Lababidi: Do you create with a specific viewer or feeling in mind, or is your work more like a private offering—to the divine, to yourself?
Makabresku: I think, in some way, all of those aspects are woven into my creative process—my relationship with God, my relationship with others, and my own self-reflection and healing. Sometimes one of those motivations becomes more dominant at a given time in my life, but usually they remain in harmony. I would be lying if I said I create solely for the glory of God. There’s still a lot of ego involved in the process, a lot of searching for myself. . . . But I try to reflect on that constantly, to move toward focusing less on myself and more on doing good, offering comfort, and simply sharing the beauty and divine presence that I myself experience in life.
Lababidi: Finally, what nourishes you—spiritually or artistically—in these times?
Makabresku: Above all, I think it’s personal prayer—by which I mean deep, silent prayer, rooted in intention and openness to God’s presence and action. Spiritual reading also sustains me and tunes my heart to remain attentive and aware in everyday matters. I also try to care for the hygiene of my mind—to avoid cluttering it with too many stimuli, information, images, and sounds. That doesn’t mean I avoid culture or contemporary art, but I try to engage with it in moderation. You can’t consume everything. It’s better to take in a little and savor its taste more deeply.
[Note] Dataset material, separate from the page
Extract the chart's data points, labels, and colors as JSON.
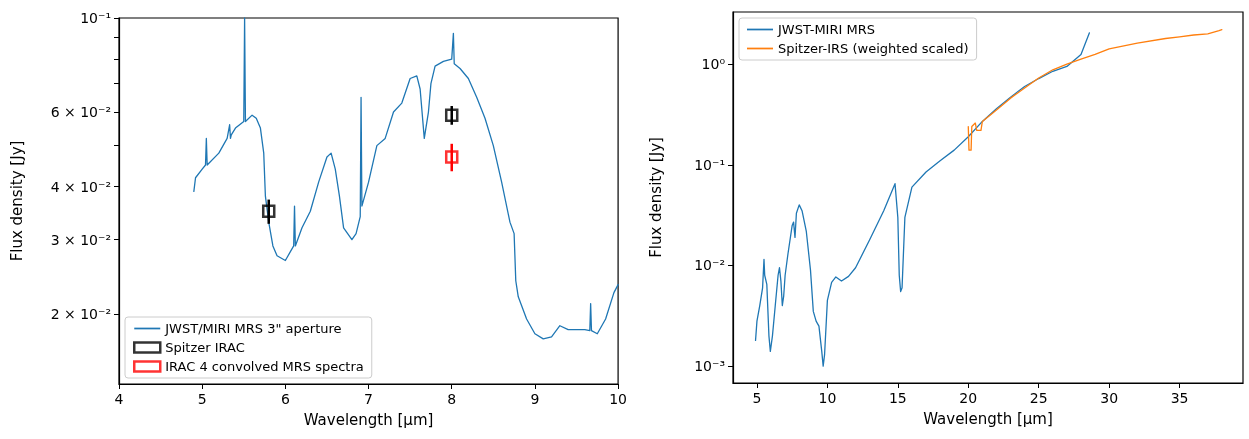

I believe our incapacity to feel reverence before the Mystery is at the heart of our time’s special barbarism.
Postlude: Art as Prayer in Troubled Times
American writer William S. Burroughs wrote of the “Ugly Spirit,” a pervasive, destructive, malevolent force that embodies cruelty, dehumanization, and chaos. This corrupting influence distorts reality, feeding on suffering and perpetuating cycles of violence, oppression, and decay, often manifesting in both societal systems and individual psyches.
Living as we do in the grip of this Ugly Spirit—the harshness and moral degradation that Burroughs describes in his disturbing work—we find ourselves under a shadow that threatens to eclipse the light. This spirit of distortion and cruelty seems to have taken root not just in our external realities but in our collective consciousness. It permeates the air we breathe, feeds the news cycles, and, at times, feels as though it were possessing us.
Yet, in the face of this consuming darkness, an indomitable beauty soars, rising above the sordid world to reassure us of what remains unassailable: incorruptible hope. Laura Makabresku’s work stands as a mystical testament to this aesthetic resistance. Her photographs, each an invocation, are not mere reactions to the world’s violence; they are odes to something unshakable and chaste—beauty’s steady persistence in the face of what seeks to annihilate it. Her art does not deny the wounds that we carry, nor the sad times we live in. It speaks beyond them, to a place untouched by this Ugly Spirit.
I believe our incapacity to feel reverence before the Mystery is at the heart of our time’s special barbarism. In a world increasingly defiled by the profane, art like Makabresku’s becomes a kind of spiritual protection, a talisman that shields our souls from despair. Such otherworldly art is a sanctuary we visit so that we can return to this world, spiritually refreshed.